Buildings insurance is a type of home insurance that covers the structure of a property – things like the walls, roof, floors and permanent fixtures – against damage from events such as fire, flood, storm, or subsidence. It is often required by mortgage lenders because it protects the cost of repairing or completely rebuilding your home if something serious happens.

What is buildings insurance? (Quick Scoop)

Think of buildings insurance as protection for everything you couldn’t take with you if you picked your home up and turned it upside down.

It typically covers:

  • Structural parts of the home: walls, roof, ceilings, floors, stairs.
  • Permanent fixtures: fitted kitchen units, built‑in wardrobes, bathroom suites, pipes and wiring.
  • Some outbuildings: garages, sheds, and sometimes greenhouses and fences, depending on the policy.
  • Damage from specific “insured events”: fire, explosion, storm, flood, burst pipes, vandalism, and sometimes impact by vehicles or falling trees.

If one of these events damages your property, the insurer pays for repairs or, in extreme cases, a full rebuild up to the “sum insured” (your agreed rebuild amount).

Buildings vs contents insurance

People often confuse buildings insurance with contents insurance, but they protect different things.

Here’s a simple comparison:

Type What it covers Think of it as Who usually needs it?
Buildings insurance Structure of the property and permanent fixtures (walls, roof, fitted kitchen, bathroom, built‑in units, some outbuildings). The shell of the home and things fixed to it. Homeowners and landlords, usually required if you have a mortgage.
Contents insurance Movable items and personal belongings (furniture, electronics, clothes, appliances not built‑in). Everything you would take with you if you moved. Owners and tenants who want their possessions covered.
[3][7][1] Many insurers sell combined “home insurance” that wraps buildings and contents together, but they’re still two distinct parts under the hood.

Do you actually need it?

Whether you need buildings insurance depends on your situation.

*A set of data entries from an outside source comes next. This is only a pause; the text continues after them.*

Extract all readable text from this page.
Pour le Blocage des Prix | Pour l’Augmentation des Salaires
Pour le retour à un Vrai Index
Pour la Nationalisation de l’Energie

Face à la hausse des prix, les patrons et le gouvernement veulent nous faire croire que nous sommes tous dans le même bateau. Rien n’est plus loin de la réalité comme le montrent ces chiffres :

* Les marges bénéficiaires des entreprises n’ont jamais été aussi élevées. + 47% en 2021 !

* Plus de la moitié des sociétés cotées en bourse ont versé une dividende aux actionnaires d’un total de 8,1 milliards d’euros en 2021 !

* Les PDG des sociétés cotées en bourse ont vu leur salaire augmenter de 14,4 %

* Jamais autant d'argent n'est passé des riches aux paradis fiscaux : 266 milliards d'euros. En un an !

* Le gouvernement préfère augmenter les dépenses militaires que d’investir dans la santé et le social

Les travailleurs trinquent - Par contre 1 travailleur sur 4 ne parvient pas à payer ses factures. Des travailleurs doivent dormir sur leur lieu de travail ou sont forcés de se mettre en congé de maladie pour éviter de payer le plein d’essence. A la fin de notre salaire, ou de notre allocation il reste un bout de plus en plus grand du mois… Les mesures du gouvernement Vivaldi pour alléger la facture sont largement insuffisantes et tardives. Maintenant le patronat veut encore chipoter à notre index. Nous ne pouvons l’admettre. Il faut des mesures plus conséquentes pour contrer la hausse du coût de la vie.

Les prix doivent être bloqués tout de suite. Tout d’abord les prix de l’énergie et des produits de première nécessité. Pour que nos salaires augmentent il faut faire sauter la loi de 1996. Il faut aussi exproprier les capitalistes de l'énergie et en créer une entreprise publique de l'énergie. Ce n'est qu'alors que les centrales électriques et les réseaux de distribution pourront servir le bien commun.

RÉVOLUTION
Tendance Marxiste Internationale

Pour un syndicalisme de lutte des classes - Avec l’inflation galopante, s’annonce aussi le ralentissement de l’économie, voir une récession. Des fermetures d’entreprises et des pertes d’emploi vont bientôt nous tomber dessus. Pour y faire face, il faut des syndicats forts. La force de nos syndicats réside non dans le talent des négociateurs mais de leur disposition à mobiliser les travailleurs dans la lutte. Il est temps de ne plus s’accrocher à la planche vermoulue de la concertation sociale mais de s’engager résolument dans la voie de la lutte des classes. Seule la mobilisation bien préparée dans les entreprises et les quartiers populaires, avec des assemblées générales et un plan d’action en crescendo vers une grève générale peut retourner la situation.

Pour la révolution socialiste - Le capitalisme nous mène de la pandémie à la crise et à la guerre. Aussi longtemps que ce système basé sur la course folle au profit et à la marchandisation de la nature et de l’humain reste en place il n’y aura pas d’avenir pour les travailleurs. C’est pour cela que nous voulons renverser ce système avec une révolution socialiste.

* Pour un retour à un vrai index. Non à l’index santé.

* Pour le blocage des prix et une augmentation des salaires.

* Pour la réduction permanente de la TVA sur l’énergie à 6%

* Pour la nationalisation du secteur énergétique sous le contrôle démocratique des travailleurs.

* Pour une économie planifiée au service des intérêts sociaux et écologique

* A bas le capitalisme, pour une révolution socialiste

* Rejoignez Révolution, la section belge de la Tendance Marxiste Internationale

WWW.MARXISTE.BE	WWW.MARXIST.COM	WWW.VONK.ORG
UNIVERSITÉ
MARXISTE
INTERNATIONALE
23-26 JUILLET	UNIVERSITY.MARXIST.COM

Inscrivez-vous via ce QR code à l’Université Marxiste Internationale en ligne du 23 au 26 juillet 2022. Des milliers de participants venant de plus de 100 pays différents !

  • Homeowners with a mortgage:
    • Lenders almost always insist you have buildings insurance from the day you exchange contracts, to protect the property they’ve lent against.
  • Outright owners (no mortgage):
    • Not legally required, but strongly recommended; you’d have to fund repairs or a full rebuild yourself otherwise.
  • Leaseholders (flats):
    • Buildings cover is often arranged by the freeholder or management company and included in your service charge; you may only need contents insurance personally.
  • Renters:
    • Landlords normally handle buildings insurance for the property. As a tenant, you usually just arrange contents cover for your own belongings.

What buildings insurance usually doesn’t cover

Policies list both what is covered and what’s excluded, so it’s important to read the small print.

Common exclusions or limits include:

  • General wear and tear, gradual deterioration, or poor maintenance.
  • Damage that happens slowly over time, like long‑term damp or rot.
  • Some types of subsidence or ground movement if not specifically included.
  • Damage when a property is left unoccupied for long periods beyond the policy limit.
  • Deliberate damage or criminal acts by the policyholder.

Some insurers offer add‑ons for extras such as accidental damage or legal expenses, or include them as standard on more comprehensive policies.

A quick real‑life style example

Imagine a major storm rips tiles from your roof, rain pours in, and your ceilings and built‑in kitchen units are badly damaged.

  • Buildings insurance would typically pay for scaffolding, roof repairs, new ceilings and the replacement of your fitted kitchen units, up to your insured rebuild limit.
  • If your TV, sofa and other movable items are ruined, those would fall under contents insurance instead.

TL;DR (Quick Scoop)

  • Buildings insurance = cover for the structure of your home and fixtures, against specific risks like fire, flood and storm.
  • It’s usually required if you have a mortgage and strongly advised even if you don’t.
  • It’s different from contents insurance, which protects your belongings rather than the building itself.

Information gathered from public forums or data available on the internet and portrayed here.